Compliance with eCOA
Compliance with paper
Figure 1. Patient protocol compliance increases with eCOA
eCOA prevents inconsistent or conflicting data
Electronic data collection uses branching and logic sequences to guide patients through the appropriate questionnaire in the order established by the study protocol. Using on-device edit checks, patients – or sites/observers ─ are prevented from skipping questions or entering inconsistent or conflicting data.
eCOA eliminates transcription errors
Paper diary studies require site personnel to manually transcribe data into the trial management system, leaving a greater opportunity for errors and other inconsistencies. When patients enter data electronically (using ePRO), those steps are automated, eliminating transcription errors. Inconsistencies, missing data, and other data quality issues are detected in real-time at data capture.
eCOA meets global regulatory standards
Regulatory bodies recommend that the COA data collection method ensures data are collected and reported according to protocol requirements. Unlike paper diaries, eCOA data meet regulatory quality guidelines, meaning they are Attributable, Legible, Contemporaneous, Original, and Accurate (ALCOA). By meeting these fundamental quality elements, regulators’ queries regarding the capture of eCOA data are virtually eliminated.
Patients prefer eCOA
Patients across indications, including asthma, oncology, diabetes, pain, and others, consistently prefer eCOA versus paper when reporting symptoms. Therefore, using eCOA provides better quality data and promotes patient-centered clinical trials.
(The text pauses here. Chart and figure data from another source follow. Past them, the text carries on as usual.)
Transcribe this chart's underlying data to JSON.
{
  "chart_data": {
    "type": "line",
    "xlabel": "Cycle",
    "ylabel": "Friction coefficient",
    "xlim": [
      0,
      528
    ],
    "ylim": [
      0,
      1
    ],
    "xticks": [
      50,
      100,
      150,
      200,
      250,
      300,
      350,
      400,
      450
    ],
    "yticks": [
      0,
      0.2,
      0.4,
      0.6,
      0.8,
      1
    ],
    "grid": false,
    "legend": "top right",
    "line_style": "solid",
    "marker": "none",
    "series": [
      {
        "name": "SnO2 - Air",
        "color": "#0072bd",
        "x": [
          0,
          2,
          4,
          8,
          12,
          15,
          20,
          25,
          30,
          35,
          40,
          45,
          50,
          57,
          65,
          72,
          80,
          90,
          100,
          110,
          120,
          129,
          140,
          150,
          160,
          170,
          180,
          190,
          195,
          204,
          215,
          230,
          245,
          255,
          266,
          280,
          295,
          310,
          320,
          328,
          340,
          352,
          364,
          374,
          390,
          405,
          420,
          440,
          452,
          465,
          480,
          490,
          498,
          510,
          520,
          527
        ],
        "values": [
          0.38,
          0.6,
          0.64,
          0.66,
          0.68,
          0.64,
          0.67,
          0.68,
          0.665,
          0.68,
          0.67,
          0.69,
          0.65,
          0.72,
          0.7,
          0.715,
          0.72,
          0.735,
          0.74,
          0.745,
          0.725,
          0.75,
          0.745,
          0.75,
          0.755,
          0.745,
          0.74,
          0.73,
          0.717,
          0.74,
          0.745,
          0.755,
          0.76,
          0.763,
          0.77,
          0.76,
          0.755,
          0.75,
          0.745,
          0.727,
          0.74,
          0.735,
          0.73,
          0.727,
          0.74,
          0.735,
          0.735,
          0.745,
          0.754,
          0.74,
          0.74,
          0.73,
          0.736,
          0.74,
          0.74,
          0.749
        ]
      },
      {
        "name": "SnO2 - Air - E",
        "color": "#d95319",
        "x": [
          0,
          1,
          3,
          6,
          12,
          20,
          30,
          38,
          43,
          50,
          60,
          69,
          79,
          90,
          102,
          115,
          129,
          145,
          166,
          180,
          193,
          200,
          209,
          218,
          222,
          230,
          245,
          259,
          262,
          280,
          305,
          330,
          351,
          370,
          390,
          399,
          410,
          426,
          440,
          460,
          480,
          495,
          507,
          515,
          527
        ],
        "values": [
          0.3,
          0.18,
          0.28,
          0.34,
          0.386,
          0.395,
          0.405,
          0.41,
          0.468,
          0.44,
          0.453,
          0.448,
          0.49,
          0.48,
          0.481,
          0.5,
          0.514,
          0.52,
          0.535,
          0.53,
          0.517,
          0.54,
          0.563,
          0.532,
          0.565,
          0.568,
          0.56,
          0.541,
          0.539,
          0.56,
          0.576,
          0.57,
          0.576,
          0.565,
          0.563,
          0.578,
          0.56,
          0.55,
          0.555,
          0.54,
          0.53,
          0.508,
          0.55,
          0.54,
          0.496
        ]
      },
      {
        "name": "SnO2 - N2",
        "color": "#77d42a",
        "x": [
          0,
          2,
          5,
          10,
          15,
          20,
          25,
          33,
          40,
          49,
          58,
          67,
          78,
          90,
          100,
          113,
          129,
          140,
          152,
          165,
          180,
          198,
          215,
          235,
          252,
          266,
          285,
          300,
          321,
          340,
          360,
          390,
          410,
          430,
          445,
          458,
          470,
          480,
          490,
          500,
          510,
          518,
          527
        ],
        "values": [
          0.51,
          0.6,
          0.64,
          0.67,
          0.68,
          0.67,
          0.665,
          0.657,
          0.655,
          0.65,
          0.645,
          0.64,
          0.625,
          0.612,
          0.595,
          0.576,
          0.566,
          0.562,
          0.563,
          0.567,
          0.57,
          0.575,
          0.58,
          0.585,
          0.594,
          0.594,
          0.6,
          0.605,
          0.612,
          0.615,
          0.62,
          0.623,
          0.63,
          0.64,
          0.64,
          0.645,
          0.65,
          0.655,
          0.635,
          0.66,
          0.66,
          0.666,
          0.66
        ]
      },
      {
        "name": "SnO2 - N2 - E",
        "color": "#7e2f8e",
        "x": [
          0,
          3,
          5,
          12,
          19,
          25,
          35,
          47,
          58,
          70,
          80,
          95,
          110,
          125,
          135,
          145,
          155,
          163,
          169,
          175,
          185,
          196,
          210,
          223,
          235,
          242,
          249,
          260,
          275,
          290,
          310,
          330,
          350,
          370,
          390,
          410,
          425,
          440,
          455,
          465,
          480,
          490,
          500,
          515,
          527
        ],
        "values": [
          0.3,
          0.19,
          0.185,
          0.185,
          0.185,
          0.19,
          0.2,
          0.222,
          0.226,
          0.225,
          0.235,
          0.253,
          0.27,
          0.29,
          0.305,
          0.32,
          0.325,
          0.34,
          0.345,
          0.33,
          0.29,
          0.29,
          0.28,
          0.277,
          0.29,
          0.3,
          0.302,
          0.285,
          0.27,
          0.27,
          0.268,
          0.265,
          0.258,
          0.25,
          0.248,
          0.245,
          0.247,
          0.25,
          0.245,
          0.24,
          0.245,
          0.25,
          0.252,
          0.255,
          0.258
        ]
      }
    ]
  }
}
“Regardless of their size, sponsors and CROs who continue to rely on outdated, error-prone paper assessments for capturing important COA data may be introducing unnecessary risks into their clinical trials. Those who turn to eCOA data capture benefit from improved data quality, regulatory compliance, and accelerated clinical development.”
Kelly Dumais, PhD – Senior Scientific Advisor
1 Stone, A. A., Shiffman, S., Schwartz, J.E., Broderick, J.E., Hufford, M.R. (2002). Patient non-compliance with paper diaries. British Medical Journal, 324, 1193 – 1194.